Mutação
Não sei se nascerei… mas ouso macular as paredes uterinas com rabiscos… não sei se sou menina ou menino… nem o peso de meus desejos… ou se minha felicidade é virgem ou promíscua.
…nem sei se existirei… não sei direito onde estou… só que o tempo é desordenadamente meu… sendo delicado ou sórdido, inverno e verão.
…serei um mutante vivendo num caleidoscópio?… pode ser que este espaço, pequeno e negro, seja uma caixinha de pandora… e esteja presa por ser uma das mazelas do mundo… serei anjo ou demônio?… estou nascendo ou morrendo?

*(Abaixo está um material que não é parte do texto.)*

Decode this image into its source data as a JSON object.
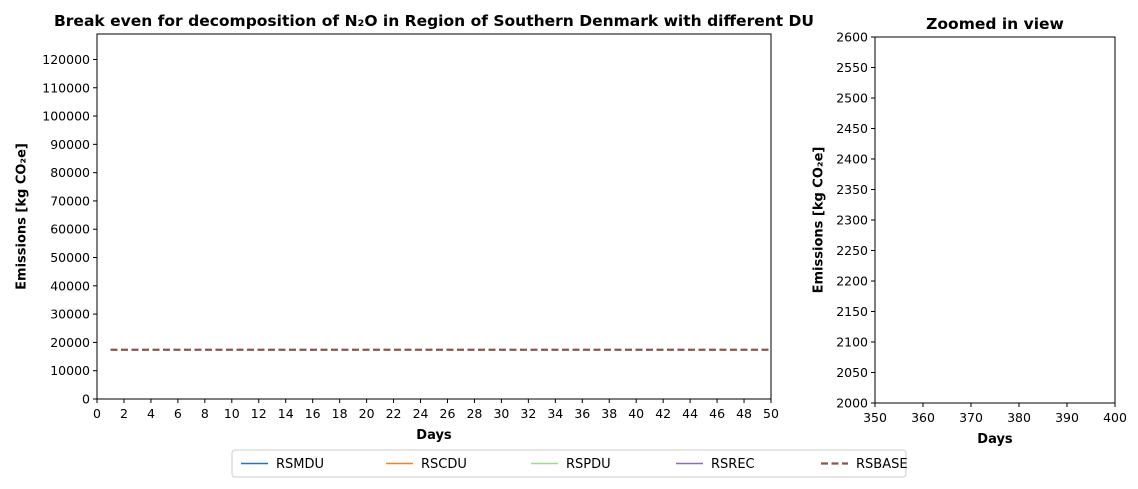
{
  "chart_data": [
    {
      "type": "line",
      "title": "Break even for decomposition of N₂O in Region of Southern Denmark with different DU",
      "xlabel": "Days",
      "ylabel": "Emissions [kg CO₂e]",
      "xlim": [
        0,
        50
      ],
      "ylim": [
        0,
        129000
      ],
      "xticks": [
        0,
        2,
        4,
        6,
        8,
        10,
        12,
        14,
        16,
        18,
        20,
        22,
        24,
        26,
        28,
        30,
        32,
        34,
        36,
        38,
        40,
        42,
        44,
        46,
        48,
        50
      ],
      "yticks": [
        0,
        10000,
        20000,
        30000,
        40000,
        50000,
        60000,
        70000,
        80000,
        90000,
        100000,
        110000,
        120000
      ],
      "grid": false,
      "series": [
        {
          "name": "RSBASE",
          "color": "#8c564b",
          "dashed": true,
          "x": [
            1,
            50
          ],
          "y": [
            17400,
            17400
          ]
        }
      ]
    },
    {
      "type": "line",
      "title": "Zoomed in view",
      "xlabel": "Days",
      "ylabel": "Emissions [kg CO₂e]",
      "xlim": [
        350,
        400
      ],
      "ylim": [
        2000,
        2600
      ],
      "xticks": [
        350,
        360,
        370,
        380,
        390,
        400
      ],
      "yticks": [
        2000,
        2050,
        2100,
        2150,
        2200,
        2250,
        2300,
        2350,
        2400,
        2450,
        2500,
        2550,
        2600
      ],
      "grid": false,
      "series": []
    }
  ],
  "legend": {
    "placement": "bottom-center",
    "entries": [
      {
        "name": "RSMDU",
        "color": "#1f77b4",
        "dashed": false
      },
      {
        "name": "RSCDU",
        "color": "#ff7f0e",
        "dashed": false
      },
      {
        "name": "RSPDU",
        "color": "#98df8a",
        "dashed": false
      },
      {
        "name": "RSREC",
        "color": "#9467bd",
        "dashed": false
      },
      {
        "name": "RSBASE",
        "color": "#8c564b",
        "dashed": true
      }
    ]
  }
}
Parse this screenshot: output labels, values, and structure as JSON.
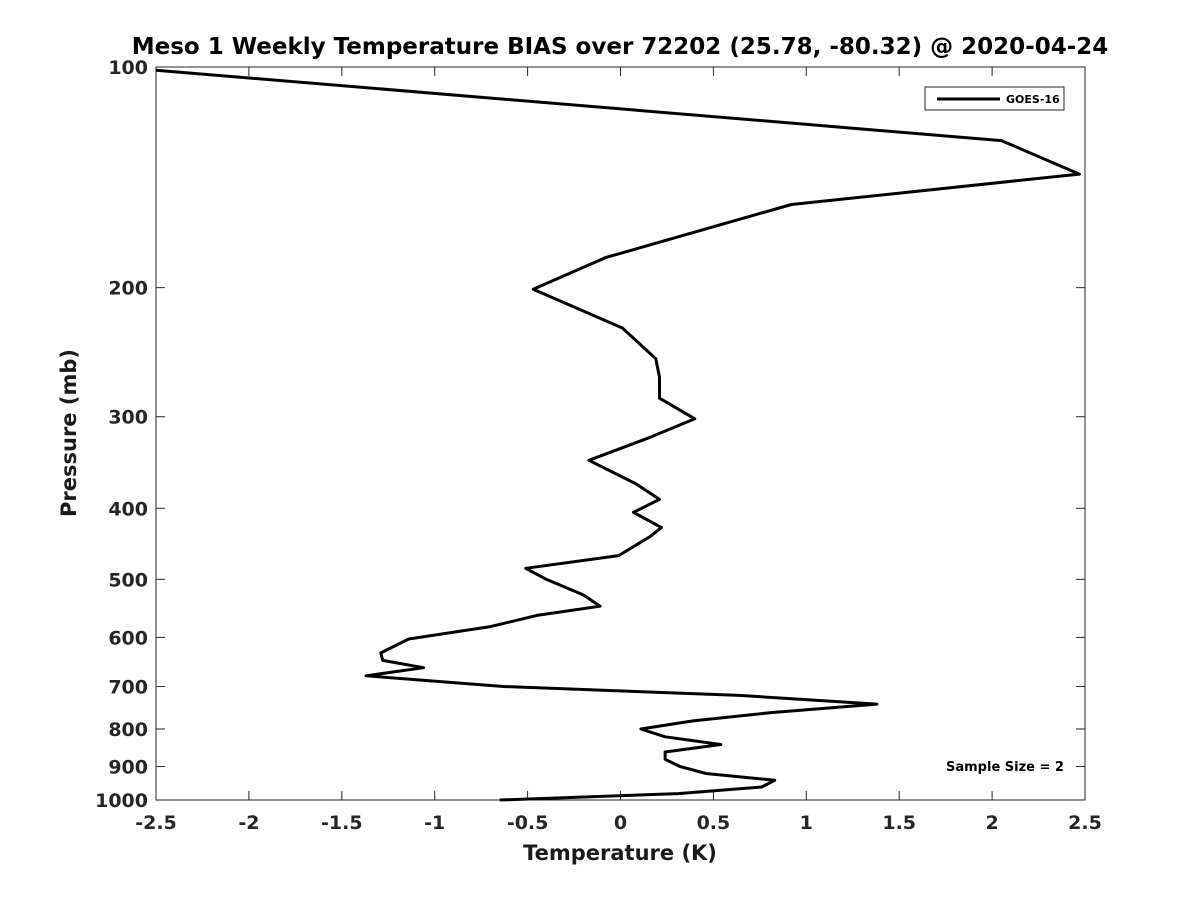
{
  "chart_data": {
    "type": "line",
    "title": "Meso 1 Weekly Temperature BIAS over 72202 (25.78, -80.32) @ 2020-04-24",
    "xlabel": "Temperature (K)",
    "ylabel": "Pressure (mb)",
    "xlim": [
      -2.5,
      2.5
    ],
    "ylim": [
      100,
      1000
    ],
    "y_scale": "log",
    "y_inverted": true,
    "x_ticks": [
      -2.5,
      -2,
      -1.5,
      -1,
      -0.5,
      0,
      0.5,
      1,
      1.5,
      2,
      2.5
    ],
    "x_tick_labels": [
      "-2.5",
      "-2",
      "-1.5",
      "-1",
      "-0.5",
      "0",
      "0.5",
      "1",
      "1.5",
      "2",
      "2.5"
    ],
    "y_ticks": [
      100,
      200,
      300,
      400,
      500,
      600,
      700,
      800,
      900,
      1000
    ],
    "y_tick_labels": [
      "100",
      "200",
      "300",
      "400",
      "500",
      "600",
      "700",
      "800",
      "900",
      "1000"
    ],
    "grid": false,
    "legend_position": "top-right",
    "series": [
      {
        "name": "GOES-16",
        "color": "#000000",
        "points": [
          {
            "x": -2.5,
            "y": 101
          },
          {
            "x": 2.05,
            "y": 126
          },
          {
            "x": 2.47,
            "y": 140
          },
          {
            "x": 0.92,
            "y": 154
          },
          {
            "x": -0.08,
            "y": 182
          },
          {
            "x": -0.47,
            "y": 201
          },
          {
            "x": 0.01,
            "y": 227
          },
          {
            "x": 0.19,
            "y": 250
          },
          {
            "x": 0.21,
            "y": 265
          },
          {
            "x": 0.21,
            "y": 283
          },
          {
            "x": 0.4,
            "y": 302
          },
          {
            "x": 0.16,
            "y": 320
          },
          {
            "x": -0.17,
            "y": 344
          },
          {
            "x": 0.08,
            "y": 370
          },
          {
            "x": 0.21,
            "y": 389
          },
          {
            "x": 0.07,
            "y": 405
          },
          {
            "x": 0.22,
            "y": 425
          },
          {
            "x": 0.16,
            "y": 437
          },
          {
            "x": -0.01,
            "y": 464
          },
          {
            "x": -0.51,
            "y": 483
          },
          {
            "x": -0.4,
            "y": 500
          },
          {
            "x": -0.2,
            "y": 525
          },
          {
            "x": -0.11,
            "y": 544
          },
          {
            "x": -0.45,
            "y": 560
          },
          {
            "x": -0.7,
            "y": 580
          },
          {
            "x": -1.14,
            "y": 603
          },
          {
            "x": -1.29,
            "y": 630
          },
          {
            "x": -1.28,
            "y": 645
          },
          {
            "x": -1.06,
            "y": 660
          },
          {
            "x": -1.37,
            "y": 677
          },
          {
            "x": -0.63,
            "y": 700
          },
          {
            "x": 0.64,
            "y": 720
          },
          {
            "x": 1.38,
            "y": 740
          },
          {
            "x": 0.81,
            "y": 760
          },
          {
            "x": 0.39,
            "y": 780
          },
          {
            "x": 0.11,
            "y": 800
          },
          {
            "x": 0.24,
            "y": 820
          },
          {
            "x": 0.54,
            "y": 840
          },
          {
            "x": 0.24,
            "y": 860
          },
          {
            "x": 0.24,
            "y": 880
          },
          {
            "x": 0.32,
            "y": 900
          },
          {
            "x": 0.46,
            "y": 920
          },
          {
            "x": 0.83,
            "y": 940
          },
          {
            "x": 0.76,
            "y": 960
          },
          {
            "x": 0.31,
            "y": 980
          },
          {
            "x": -0.65,
            "y": 1000
          }
        ]
      }
    ],
    "annotations": [
      {
        "text": "Sample Size = 2"
      }
    ]
  }
}
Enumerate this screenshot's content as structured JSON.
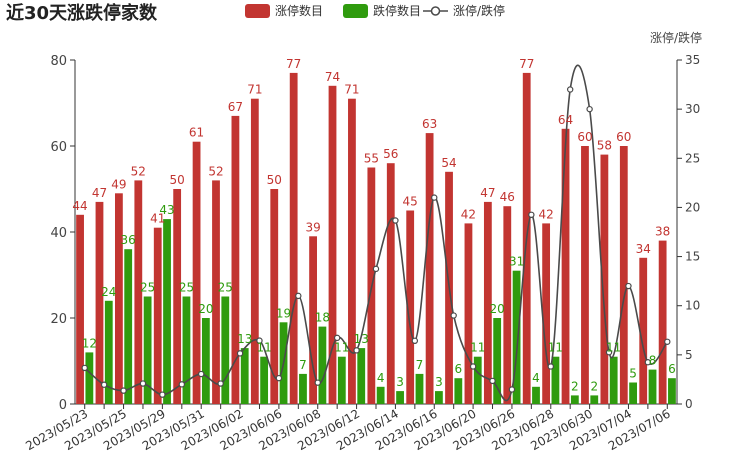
{
  "chart_data": {
    "type": "bar",
    "title": "近30天涨跌停家数",
    "right_axis_name": "涨停/跌停",
    "x": [
      "2023/05/23",
      "2023/05/24",
      "2023/05/25",
      "2023/05/26",
      "2023/05/29",
      "2023/05/30",
      "2023/05/31",
      "2023/06/01",
      "2023/06/02",
      "2023/06/05",
      "2023/06/06",
      "2023/06/07",
      "2023/06/08",
      "2023/06/09",
      "2023/06/12",
      "2023/06/13",
      "2023/06/14",
      "2023/06/15",
      "2023/06/16",
      "2023/06/19",
      "2023/06/20",
      "2023/06/21",
      "2023/06/26",
      "2023/06/27",
      "2023/06/28",
      "2023/06/29",
      "2023/06/30",
      "2023/07/03",
      "2023/07/04",
      "2023/07/05",
      "2023/07/06"
    ],
    "x_tick_labels": [
      "2023/05/23",
      "2023/05/25",
      "2023/05/29",
      "2023/05/31",
      "2023/06/02",
      "2023/06/06",
      "2023/06/08",
      "2023/06/12",
      "2023/06/14",
      "2023/06/16",
      "2023/06/20",
      "2023/06/26",
      "2023/06/28",
      "2023/06/30",
      "2023/07/04",
      "2023/07/06"
    ],
    "series": [
      {
        "name": "涨停数目",
        "type": "bar",
        "color": "#c23531",
        "values": [
          44,
          47,
          49,
          52,
          41,
          50,
          61,
          52,
          67,
          71,
          50,
          77,
          39,
          74,
          71,
          55,
          56,
          45,
          63,
          54,
          42,
          47,
          46,
          77,
          42,
          64,
          60,
          58,
          60,
          34,
          38
        ]
      },
      {
        "name": "跌停数目",
        "type": "bar",
        "color": "#2f9b0e",
        "values": [
          12,
          24,
          36,
          25,
          43,
          25,
          20,
          25,
          13,
          11,
          19,
          7,
          18,
          11,
          13,
          4,
          3,
          7,
          3,
          6,
          11,
          20,
          31,
          4,
          11,
          2,
          2,
          11,
          5,
          8,
          6
        ]
      },
      {
        "name": "涨停/跌停",
        "type": "line",
        "axis": "right",
        "color": "#4a4a4a",
        "values": [
          3.67,
          1.96,
          1.36,
          2.08,
          0.95,
          2.0,
          3.05,
          2.08,
          5.15,
          6.45,
          2.63,
          11.0,
          2.17,
          6.73,
          5.46,
          13.75,
          18.67,
          6.43,
          21.0,
          9.0,
          3.82,
          2.35,
          1.48,
          19.25,
          3.82,
          32.0,
          30.0,
          5.27,
          12.0,
          4.25,
          6.33
        ]
      }
    ],
    "y_left": {
      "min": 0,
      "max": 80,
      "ticks": [
        0,
        20,
        40,
        60,
        80
      ]
    },
    "y_right": {
      "min": 0,
      "max": 35,
      "ticks": [
        0,
        5,
        10,
        15,
        20,
        25,
        30,
        35
      ]
    },
    "legend_position": "top-center"
  }
}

…ah esta é a minha primeira parede rabiscada… e o meu primeiro orgasmo, onde num manto escarlate, anonimamente, te amei… só não consegui distinguir o som que de minha bôca saiu… foi um grito algoz… ou urrei de prazer?…como saber…
Começo a rabiscar a outra parede enquanto questiono… serei antônimo ou sinônimo… ou num anonimato eterno viverei… continuo sem me ver, sem notícias ter… nem de Deus, ou fulano e beltrano… ninguém… queria sair daqui e descobrir se estou viva ou morta… ou se sou simplesmente a morte em vida.
…termino de rabiscar mais uma parede do cárcere… e mesmo que use todas as letras do alfabeto, não alço vôo…
…acordo?!…nem sei se dormi… ainda tenho onde macular com rabiscos… torno-me plena em cada risco… traçando meu destino com os olhos de um anjo… enquanto a solidão me agasalha … vestindo vida de outra vida… numa eterna noite orfã, sem estrêlas… apenas o gosto da saudade.
…findo o rabisco e não me achei… se rabiscar é um estado de espirito, quem sou? …um ser que veio ao mundo e não viveu… serei apenas uma partícula cósmica em devaneio?
Ah ocorreu-me que talvez seja uma alma, aflita e assustada, tentando desabrochar… e vivo uma eterna mutação!